You can have, in most cases, one DLP and one DCAP networked Fastpass in addition to the above "disconnected" Fastpasses. Once you get one networked Fastpass, you are not allowed another "networked" Fastpass within the same park (either DLP or DCAP) until one of these two events happens:

  • It is later than the beginning time listed on the Fastpass; or
  • Two hours have passed since receiving the Fastpass

Examples:

  • It is early in the day, and you go to get a Splash Mountain Fastpass at 9:15 a.m., the Fastpass issued to you is valid from 10:20 a.m. to 11:20 a.m. In this case, you could get your next "networked" Fastpass in Disneyland at 10:20 a.m., and that would be the time printed on the bottom of the Fastpass
  • But let's say it is a bit later, around 10:30 a.m., when you get a Splash Mountain Fastpass and it is instead good between 2:40 p.m. and 3:40 p.m. In this case, the next networked Disneyland Fastpass would be available to you at 12:30 p.m., two hours after the Fastpass was issued. There is one additional rule in that you would not be allowed to get another Splash Mountain Fastpass until the window opens at 2:40 p.m.. At 12:30 you could get a Fastpass for Big Thunder Mountain Railroad, Indiana Jones Adventure, etc.

One of the most important tricks to maximize your "networked" Fastpass usage is to get a new networked Fastpass prior to using the one you already have.  Let's look at an example:

  • You have an Indiana Jones Adventure Fastpass that will become good at 12:35 p.m. At 12:35, you could get a Splash Fastpass (let's say it is good for 2:50 p.m. to 3:50 p.m.) and then go back to ride Indiana Jones Adventure. Then at 2:35 pm (don't forget the two-hour rule), you might pick up a Big Thunder Mountain Railroad Fastpass, before riding Splash Mountain. Continue this throughout the day.

So, at any given time a Fastpass user can theoretically possess Fastpasses for each of the stand-alone Fastpass attractions plus one or two of the networked attractions in each park (depending on return times in relation to the two-hour rule).

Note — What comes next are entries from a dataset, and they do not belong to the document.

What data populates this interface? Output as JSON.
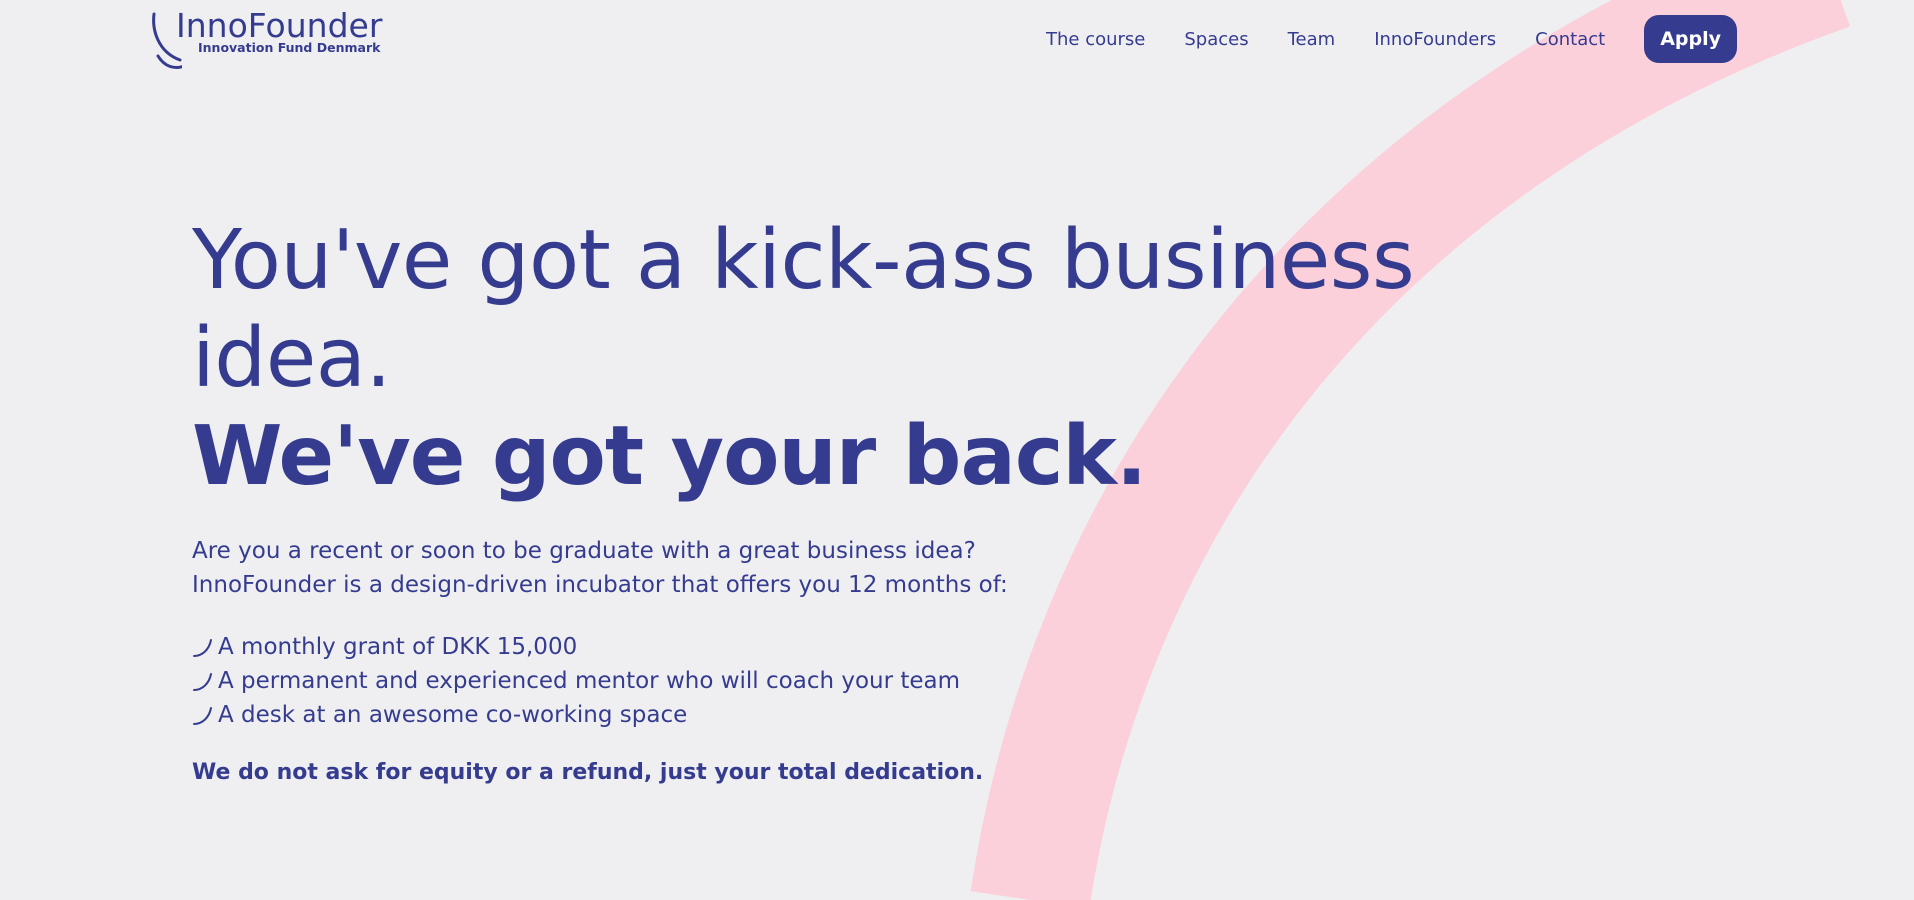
{
  "brand": {
    "name": "InnoFounder",
    "subtitle": "Innovation Fund Denmark",
    "logo_icon": "arc-mark-icon"
  },
  "nav": {
    "items": [
      {
        "label": "The course"
      },
      {
        "label": "Spaces"
      },
      {
        "label": "Team"
      },
      {
        "label": "InnoFounders"
      },
      {
        "label": "Contact"
      }
    ],
    "apply_label": "Apply"
  },
  "hero": {
    "headline_line1": "You've got a kick-ass business",
    "headline_line2": "idea.",
    "headline_bold": "We've got your back.",
    "intro_line1": "Are you a recent or soon to be graduate with a great business idea?",
    "intro_line2": "InnoFounder is a design-driven incubator that offers you 12 months of:",
    "benefits": [
      {
        "text": "A monthly grant of DKK 15,000",
        "icon": "arc-bullet-icon"
      },
      {
        "text": "A permanent and experienced mentor who will coach your team",
        "icon": "arc-bullet-icon"
      },
      {
        "text": "A desk at an awesome co-working space",
        "icon": "arc-bullet-icon"
      }
    ],
    "tagline": "We do not ask for equity or a refund, just your total dedication."
  },
  "colors": {
    "brand_navy": "#353c8f",
    "background": "#efeff2",
    "arc_pink": "#fbd0da",
    "button_text": "#ffffff"
  }
}
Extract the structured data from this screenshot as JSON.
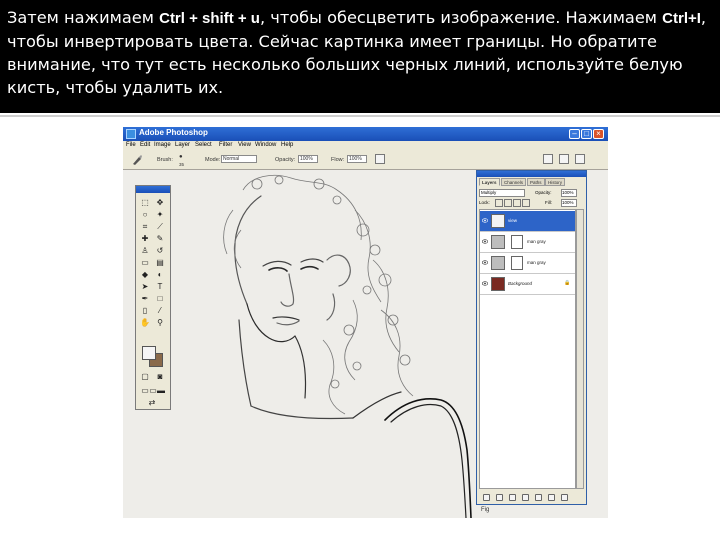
{
  "slide": {
    "text_part1": "Затем нажимаем ",
    "key1": "Ctrl + shift + u",
    "text_part2": ", чтобы обесцветить изображение. Нажимаем ",
    "key2": "Ctrl+I",
    "text_part3": ", чтобы инвертировать цвета. Сейчас картинка имеет границы. Но обратите внимание, что тут есть несколько больших черных линий, используйте белую кисть, чтобы удалить их."
  },
  "photoshop": {
    "window_title": "Adobe Photoshop",
    "menu": [
      "File",
      "Edit",
      "Image",
      "Layer",
      "Select",
      "Filter",
      "View",
      "Window",
      "Help"
    ],
    "options": {
      "brush_label": "Brush:",
      "brush_size": "35",
      "mode_label": "Mode:",
      "mode_value": "Normal",
      "opacity_label": "Opacity:",
      "opacity_value": "100%",
      "flow_label": "Flow:",
      "flow_value": "100%"
    },
    "layers_panel": {
      "tabs": [
        "Layers",
        "Channels",
        "Paths",
        "History"
      ],
      "blend_mode": "Multiply",
      "opacity_label": "Opacity:",
      "opacity_value": "100%",
      "lock_label": "Lock:",
      "fill_label": "Fill:",
      "fill_value": "100%",
      "layers": [
        {
          "name": "view",
          "selected": true
        },
        {
          "name": "man gray",
          "selected": false
        },
        {
          "name": "man gray",
          "selected": false
        },
        {
          "name": "Background",
          "selected": false
        }
      ]
    },
    "status_fragment": "Fig"
  },
  "colors": {
    "slide_header_bg": "#000000",
    "slide_text": "#ffffff",
    "titlebar_blue": "#1a4fb7",
    "selected_layer": "#2d64c8",
    "background_swatch": "#8a6a4a"
  }
}
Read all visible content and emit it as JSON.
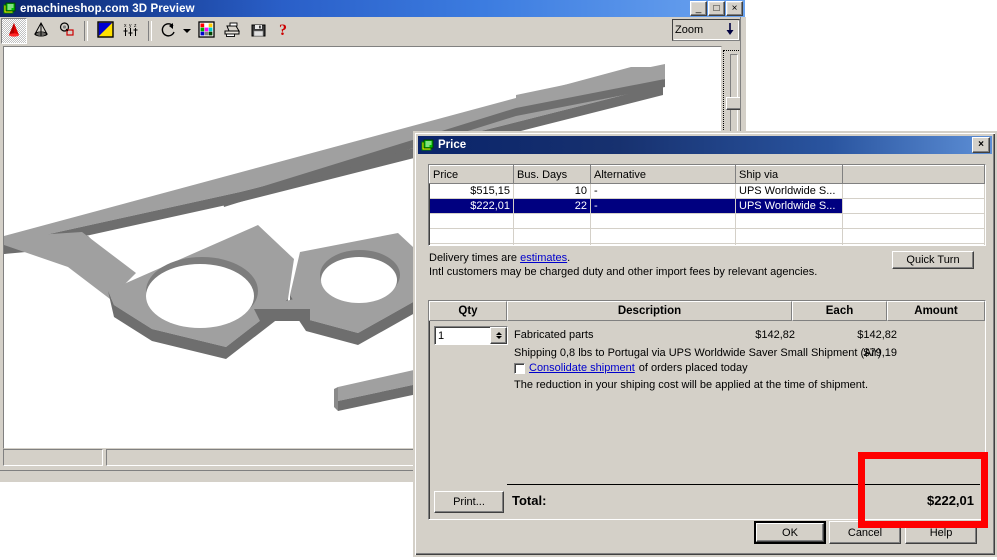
{
  "app_window": {
    "title": "emachineshop.com 3D Preview",
    "icon": "app-window-icon",
    "title_buttons": [
      {
        "name": "minimize-button",
        "glyph": "_"
      },
      {
        "name": "maximize-button",
        "glyph": "□"
      },
      {
        "name": "close-button",
        "glyph": "×"
      }
    ],
    "toolbar": [
      {
        "name": "solid-view-button",
        "icon": "red-cone-icon",
        "pressed": true
      },
      {
        "name": "wireframe-view-button",
        "icon": "wireframe-pyramid-icon",
        "pressed": false
      },
      {
        "name": "camera-view-button",
        "icon": "camera-icon",
        "pressed": false
      },
      {
        "name": "color-button",
        "icon": "blue-yellow-square-icon",
        "pressed": false
      },
      {
        "name": "axes-button",
        "icon": "xyz-axes-icon",
        "pressed": false
      },
      {
        "name": "rotate-button",
        "icon": "rotate-arrow-icon",
        "pressed": false
      },
      {
        "name": "palette-button",
        "icon": "color-grid-icon",
        "pressed": false
      },
      {
        "name": "print-button",
        "icon": "printer-icon",
        "pressed": false
      },
      {
        "name": "save-button",
        "icon": "floppy-disk-icon",
        "pressed": false
      },
      {
        "name": "help-button",
        "icon": "question-mark-icon",
        "pressed": false
      }
    ],
    "zoom_control": {
      "label": "Zoom",
      "icon": "down-arrow-icon"
    },
    "status_bar": {
      "pane1": "",
      "pane2": ""
    }
  },
  "price_dialog": {
    "title": "Price",
    "icon": "price-window-icon",
    "close_label": "×",
    "grid": {
      "headers": [
        "Price",
        "Bus. Days",
        "Alternative",
        "Ship via",
        ""
      ],
      "rows": [
        {
          "price": "$515,15",
          "days": "10",
          "alternative": "-",
          "ship_via": "UPS Worldwide S...",
          "blank": "",
          "selected": false
        },
        {
          "price": "$222,01",
          "days": "22",
          "alternative": "-",
          "ship_via": "UPS Worldwide S...",
          "blank": "",
          "selected": true
        }
      ],
      "empty_rows": 3
    },
    "delivery_note_line1_pre": "Delivery times are ",
    "delivery_note_link": "estimates",
    "delivery_note_line1_post": ".",
    "delivery_note_line2": "Intl customers may be charged duty and other import fees by relevant agencies.",
    "quick_turn_label": "Quick Turn",
    "order": {
      "headers": {
        "qty": "Qty",
        "description": "Description",
        "each": "Each",
        "amount": "Amount"
      },
      "qty_value": "1",
      "line1": {
        "description": "Fabricated parts",
        "each": "$142,82",
        "amount": "$142,82"
      },
      "line2": {
        "description": "Shipping 0,8 lbs to Portugal via UPS Worldwide Saver Small Shipment (Air)",
        "amount": "$79,19"
      },
      "consolidate_link": "Consolidate shipment",
      "consolidate_suffix": " of orders placed today",
      "line3": "The reduction in your shiping cost will be applied at the time of shipment.",
      "print_label": "Print...",
      "total_label": "Total:",
      "total_value": "$222,01"
    },
    "buttons": {
      "ok": "OK",
      "cancel": "Cancel",
      "help": "Help"
    }
  },
  "annotation": {
    "highlight_color": "#ff0000"
  },
  "colors": {
    "face_color": "#a0a0a0",
    "dark_face_color": "#737373",
    "mid_face_color": "#8f8f8f",
    "selection_blue": "#000080",
    "dialog_face": "#d4d0c8"
  }
}
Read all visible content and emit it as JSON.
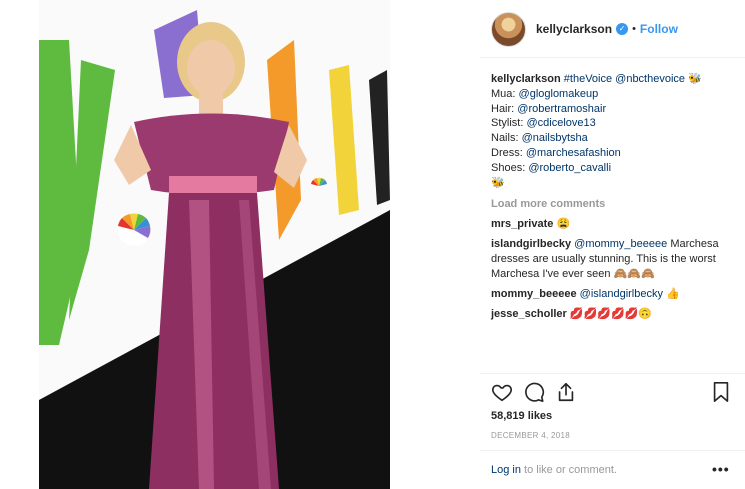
{
  "post": {
    "username": "kellyclarkson",
    "follow_label": "Follow",
    "caption_user": "kellyclarkson",
    "caption_tags": "#theVoice @nbcthevoice",
    "caption_lines": [
      {
        "label": "Mua:",
        "handle": "@gloglomakeup"
      },
      {
        "label": "Hair:",
        "handle": "@robertramoshair"
      },
      {
        "label": "Stylist:",
        "handle": "@cdicelove13"
      },
      {
        "label": "Nails:",
        "handle": "@nailsbytsha"
      },
      {
        "label": "Dress:",
        "handle": "@marchesafashion"
      },
      {
        "label": "Shoes:",
        "handle": "@roberto_cavalli"
      }
    ],
    "load_more": "Load more comments",
    "comments": [
      {
        "user": "mrs_private",
        "text": "😩"
      },
      {
        "user": "islandgirlbecky",
        "mention": "@mommy_beeeee",
        "text": "Marchesa dresses are usually stunning. This is the worst Marchesa I've ever seen 🙈🙈🙈"
      },
      {
        "user": "mommy_beeeee",
        "mention": "@islandgirlbecky",
        "text": "👍"
      },
      {
        "user": "jesse_scholler",
        "text": "💋💋💋💋💋🙃"
      }
    ],
    "likes": "58,819 likes",
    "date": "DECEMBER 4, 2018",
    "login_link": "Log in",
    "login_text": "to like or comment.",
    "more_label": "•••"
  },
  "icons": {
    "heart": "heart-icon",
    "comment": "comment-icon",
    "share": "share-icon",
    "bookmark": "bookmark-icon"
  },
  "colors": {
    "link": "#003569",
    "follow": "#3897f0",
    "muted": "#999999",
    "dress": "#9b3a6e",
    "floor": "#111111",
    "logo_green": "#5fbb3f",
    "logo_purple": "#8a6fd1",
    "logo_orange": "#f39a2b",
    "logo_yellow": "#f2d43a"
  }
}
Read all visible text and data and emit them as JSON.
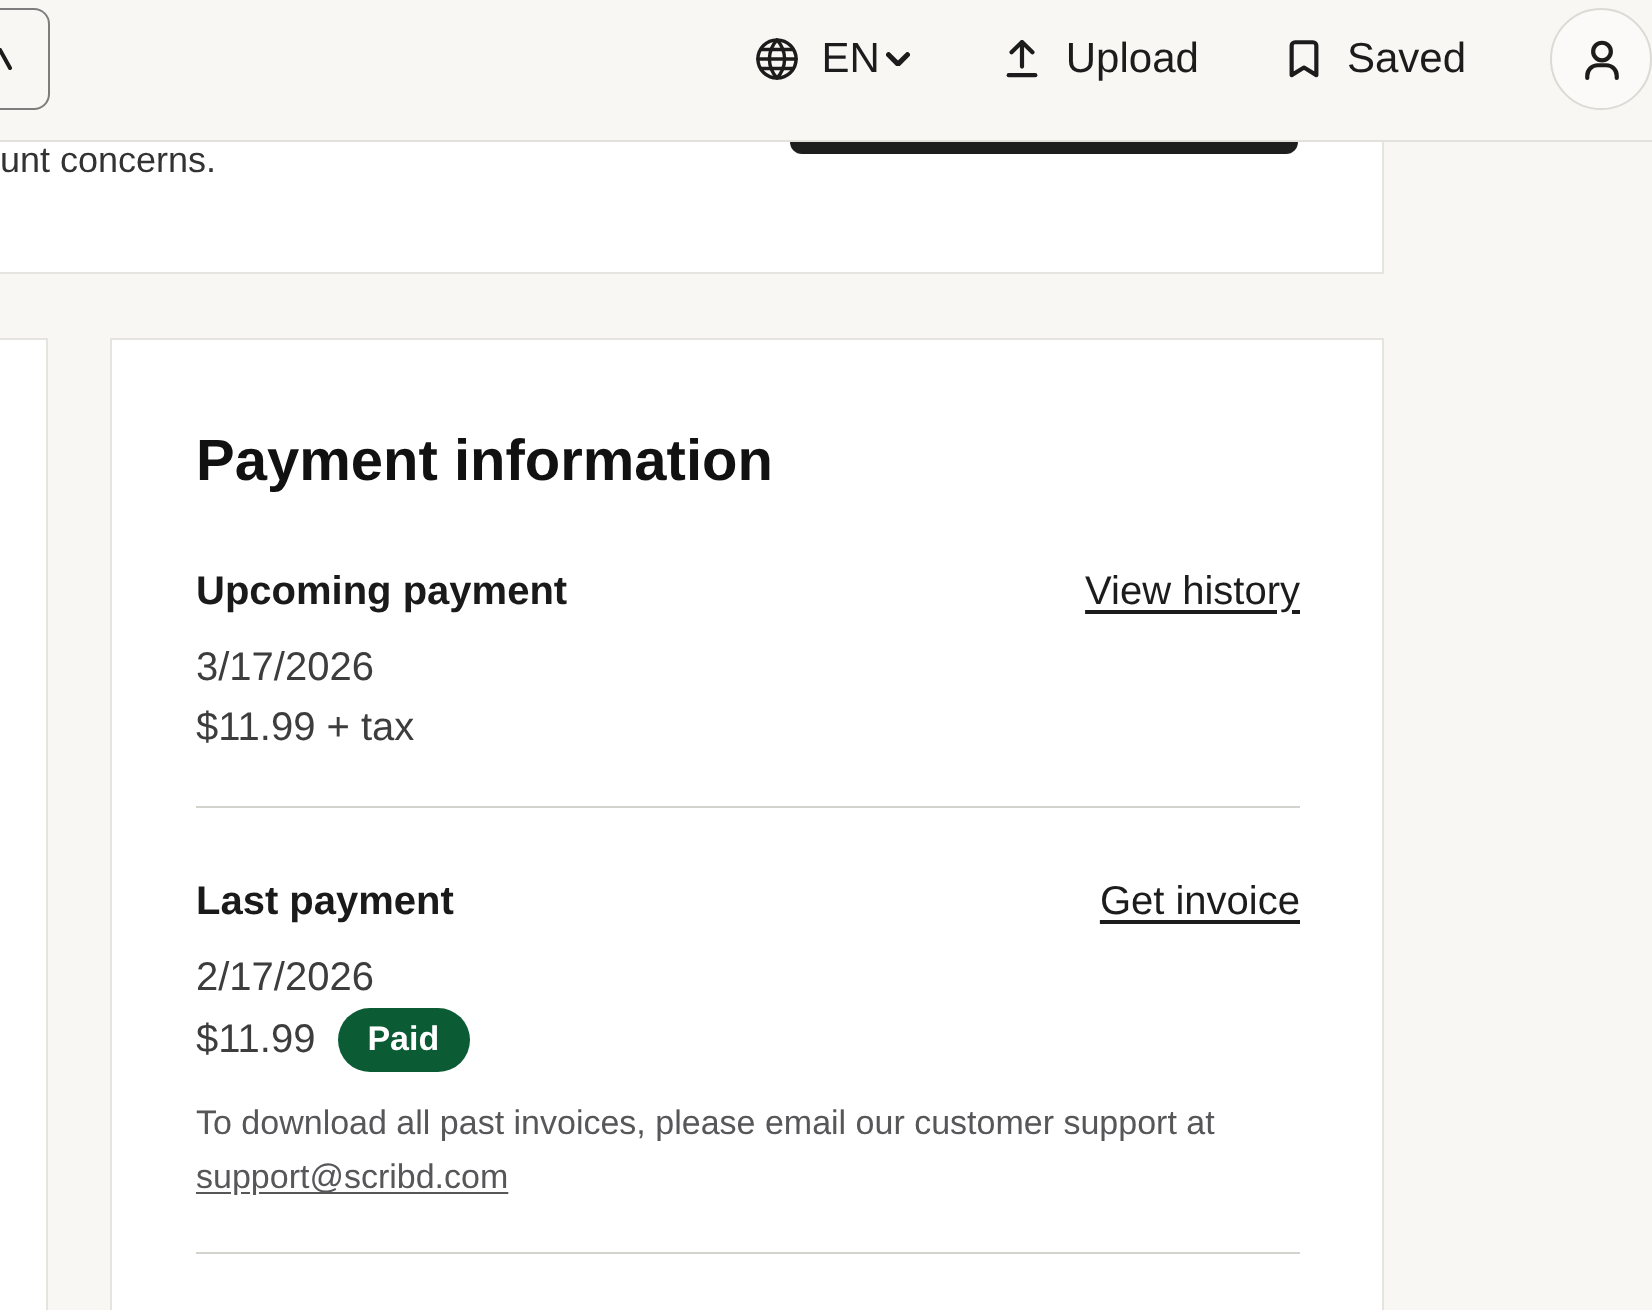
{
  "header": {
    "language": "EN",
    "upload": {
      "label": "Upload"
    },
    "saved": {
      "label": "Saved"
    }
  },
  "account_card": {
    "text": "unt concerns."
  },
  "payment_card": {
    "title": "Payment information",
    "sections": [
      {
        "heading": "Upcoming payment",
        "link": "View history",
        "date": "3/17/2026",
        "amount": "$11.99 + tax"
      },
      {
        "heading": "Last payment",
        "link": "Get invoice",
        "date": "2/17/2026",
        "amount": "$11.99",
        "status": "Paid",
        "note": "To download all past invoices, please email our customer support at",
        "email": "support@scribd.com"
      }
    ]
  }
}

Another way to maximize the number of rides you enjoy in one day is to use the Single Rider queues for Indiana Jones Adventure, Splash Mountain, Grizzly River RunCalifornia Screamin', and Goofy's Sky School. With the exception of Radiator Springs Racers, Single Rider lines generally move faster than Fastpass lines, so if you are willing to use SR lines, there will be fewer attractions for which you will want to obtain Fastpasses. Single rider passes are not always offered due to a multitude of reasons, so ask a Cast Member at the ride's entrance toverify the current status.

The best strategy for using Fastpasses

Rather than thinking of Fastpass as two systems (DLP and DCAP) think of it as four systems (Buzz Lightyear Astro Blasters, World of Color, the DLP networked system, and the DCAP networked system) and that you can have one [or possbily two for the ride Fastpasses] Fastpass from each system at any given time. To make best use of Fastpasses, do not use a Fastpass from the DLP or DCAP systems before attempting to get a new Fastpass from that system.